Ondersteunende diensten bij softwarelicenties

Hof Amsterdam 4 juni 2013, LJN CA3552 (Lectra tegen Vanilia/Ferta)
Als randvermelding. Ondersteunende diensten bij softwarelicenties. Bewijsvermoeden wilsovereenstemming. Tegenbewijs toegestaan. Tussenarrest.

Lectra exploiteert een bedrijf dat softwarelicenties en bijbehorende ondersteunende diensten levert aan bedrijven in de confectiebranche. Vanilia c.s. exploiteren een bedrijf dat kleding ontwerpt, vervaardigt en verkoopt. Vanilia c.s. hebben in 1995 met Lectra een contract gesloten voor hardwareondersteuning en in 1997 voor hardware- en softwareondersteuning en preventief onderhoud. Vanilia c.s. hebben één softwarelicentie Modaris Modepro met hardware van Lectra gekocht, met daarbij ondersteunende dienstverlening.

Lectra stelt zich op het standpunt dat er tussen partijen wilsovereenstemming bestond ten aanzien van de levering van ondersteunende diensten voor alle tien licenties en vordert op die grond wederom, nu primair, betaling van € 18.660,49 met rente.

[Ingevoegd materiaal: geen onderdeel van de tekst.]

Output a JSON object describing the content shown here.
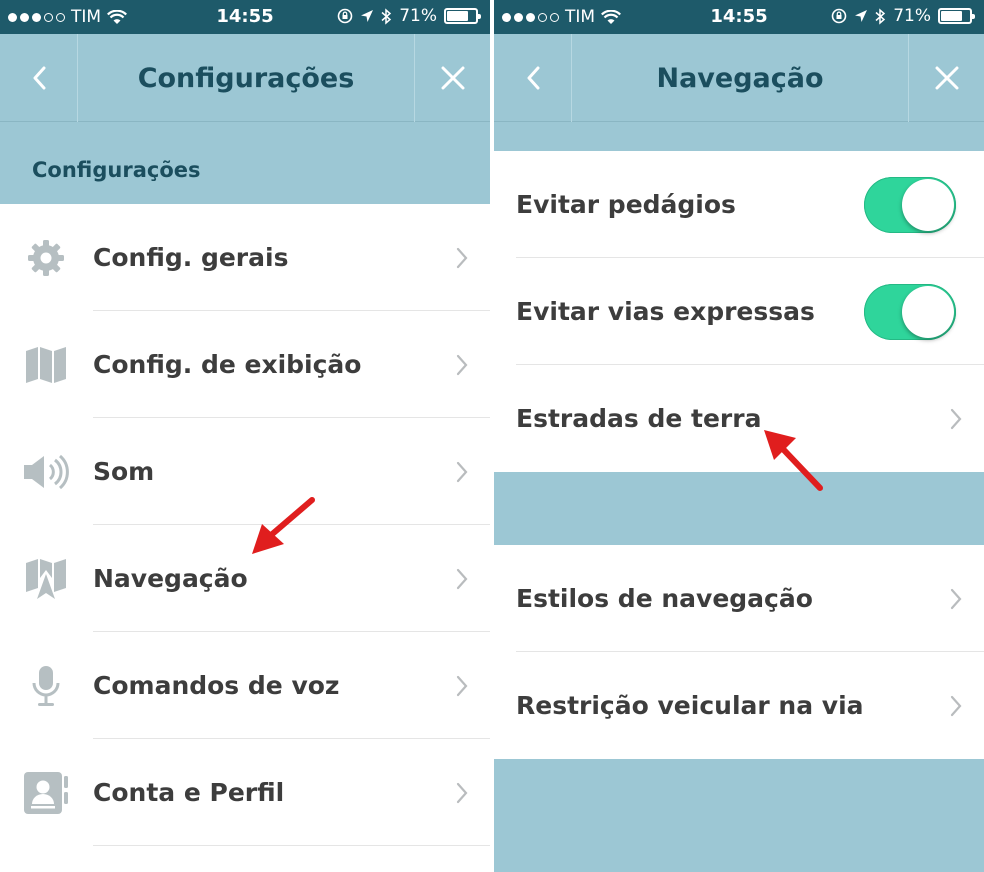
{
  "colors": {
    "statusbar_bg": "#1e5a6a",
    "navbar_bg": "#9cc7d4",
    "title_color": "#1b4e5e",
    "label_color": "#3d3d3d",
    "toggle_on": "#2fd59b",
    "annotation_arrow": "#e01e1e",
    "icon_gray": "#b6bfc2"
  },
  "status_bar": {
    "carrier": "TIM",
    "time": "14:55",
    "battery": "71%",
    "icons": [
      "signal-dots-icon",
      "wifi-icon",
      "lock-rotation-icon",
      "location-arrow-icon",
      "bluetooth-icon",
      "battery-icon"
    ]
  },
  "left_screen": {
    "nav": {
      "title": "Configurações",
      "back_icon": "chevron-left-icon",
      "close_icon": "close-icon"
    },
    "section_header": "Configurações",
    "items": [
      {
        "label": "Config. gerais",
        "icon": "gear-icon"
      },
      {
        "label": "Config. de exibição",
        "icon": "map-icon"
      },
      {
        "label": "Som",
        "icon": "speaker-icon"
      },
      {
        "label": "Navegação",
        "icon": "navigation-map-icon"
      },
      {
        "label": "Comandos de voz",
        "icon": "microphone-icon"
      },
      {
        "label": "Conta e Perfil",
        "icon": "profile-card-icon"
      }
    ]
  },
  "right_screen": {
    "nav": {
      "title": "Navegação",
      "back_icon": "chevron-left-icon",
      "close_icon": "close-icon"
    },
    "group1": [
      {
        "label": "Evitar pedágios",
        "toggle": true
      },
      {
        "label": "Evitar vias expressas",
        "toggle": true
      },
      {
        "label": "Estradas de terra",
        "chevron": true
      }
    ],
    "group2": [
      {
        "label": "Estilos de navegação",
        "chevron": true
      },
      {
        "label": "Restrição veicular na via",
        "chevron": true
      }
    ]
  }
}
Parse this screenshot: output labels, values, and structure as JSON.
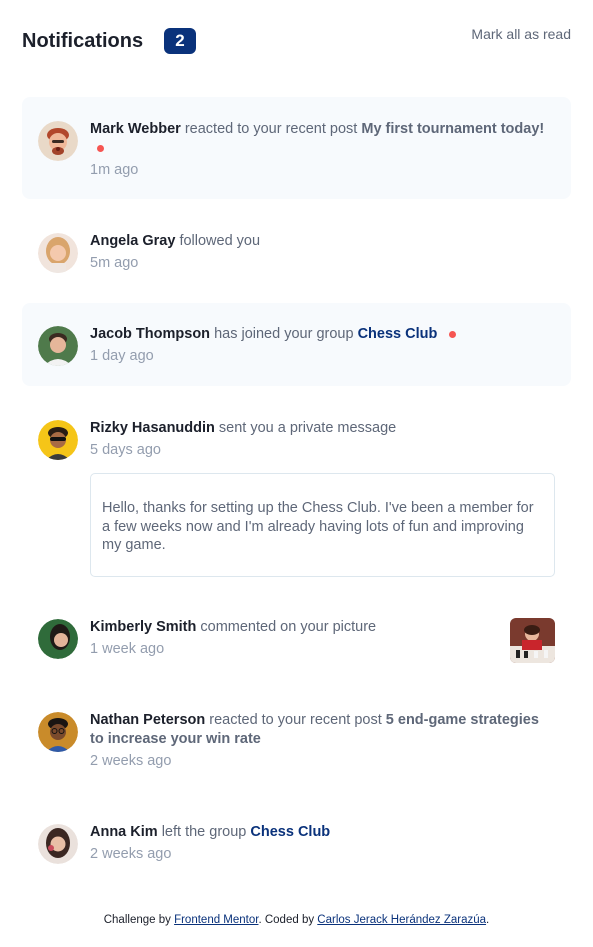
{
  "header": {
    "title": "Notifications",
    "unread_count": "2",
    "mark_all_label": "Mark all as read"
  },
  "notifications": [
    {
      "name": "Mark Webber",
      "action": "reacted to your recent post",
      "target": "My first tournament today!",
      "time": "1m ago",
      "unread": true
    },
    {
      "name": "Angela Gray",
      "action": "followed you",
      "time": "5m ago",
      "unread": false
    },
    {
      "name": "Jacob Thompson",
      "action": "has joined your group",
      "target": "Chess Club",
      "time": "1 day ago",
      "unread": true
    },
    {
      "name": "Rizky Hasanuddin",
      "action": "sent you a private message",
      "time": "5 days ago",
      "unread": false,
      "message": "Hello, thanks for setting up the Chess Club. I've been a member for a few weeks now and I'm already having lots of fun and improving my game."
    },
    {
      "name": "Kimberly Smith",
      "action": "commented on your picture",
      "time": "1 week ago",
      "unread": false
    },
    {
      "name": "Nathan Peterson",
      "action": "reacted to your recent post",
      "target": "5 end-game strategies to increase your win rate",
      "time": "2 weeks ago",
      "unread": false
    },
    {
      "name": "Anna Kim",
      "action": "left the group",
      "target": "Chess Club",
      "time": "2 weeks ago",
      "unread": false
    }
  ],
  "footer": {
    "prefix": "Challenge by",
    "link1": "Frontend Mentor",
    "middle": ". Coded by",
    "link2": "Carlos Jerack Heránd­ez Zarazúa",
    "suffix": "."
  },
  "colors": {
    "accent": "#0a327b",
    "unread_bg": "#f7fafd",
    "dot": "#f65552"
  }
}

Lectra dient in beginsel haar stelling te bewijzen dat zij over de jaren 2006 tot en met 2010 met Vanilia c.s. is overeengekomen ondersteunende diensten te leveren met betrekking tot alle tien de licenties. Het hof is van oordeel dat aan de door Lectra gestelde feiten en omstandigheden en de door haar overgelegde stukken het vermoeden kan worden ontleend dat de door haar gestelde wilsovereenstemming bestaat. Het Hof staat Vanilia c.s. toe tegenbewijs te leveren.

In citaten:
3.7.  Vanilia c.s. erkennen in hoger beroep dat drie servicecontracten zijn gesloten voor Modaris Modepro licenties. Zij betwisten dat in verband met de overige licenties sprake is geweest van wilsovereenstemming betreffende de levering van ondersteunende diensten. Dit betekent, aldus Vanilia c.s., dat Lectra hen naar aanleiding van het bestreden vonnis (uit hoofde van onverschuldigde betaling) € 13.898,95 te veel heeft terugbetaald en dat zij dat bedag in beginsel aan Lectra dienen terug te betalen, ware het niet dat zij nog een vordering hebben op Lectra omdat Lectra tekortgeschoten is in haar verplichtingen om tijdig software updates te leveren (memorie van antwoord onder 109). Vanilia vordert op deze grond ontbinding van de servicecontracten, voor zover deze bestaan, en Vanilia c.s. doen - kort samengevat - een beroep op verrekening van hetgeen zij in verband met de servicecontracten aan Lectra verschuldigd zijn met de ongedaanmakingsverbintenis, bestaande uit het terugbetalen van de door hen betaalde servicesfees, althans met de schadevergoeding die zij in verband met genoemde tekortkoming van Lectra te vorderen hebben. Zij vorderen, voor zover hun beroep op verrekening wordt afgewezen, Lectra te veroordelen tot betaling van bedoelde schadevergoeding ter hoogte van, indien geoordeeld wordt dat er drie servicecontracten bestaan, € 13.898,95 met rente, en uitgaande van meer servicecontracten, het totaalbedrag dat Lectra haar ter zake de software evolution-diensten in de jaren 2006 tot en met 2010 in rekening heeft gebracht, met rente. Vanilia c.s. betwisten voorts dat zij op grond van door Lectra onverschuldigd verrichte prestaties dan wel ongerechtvaardigde verrijking enig bedrag aan Lectra verschuldigd zijn. Het hof overweegt naar aanleiding van de grieven en het gevoerde verweer het volgende.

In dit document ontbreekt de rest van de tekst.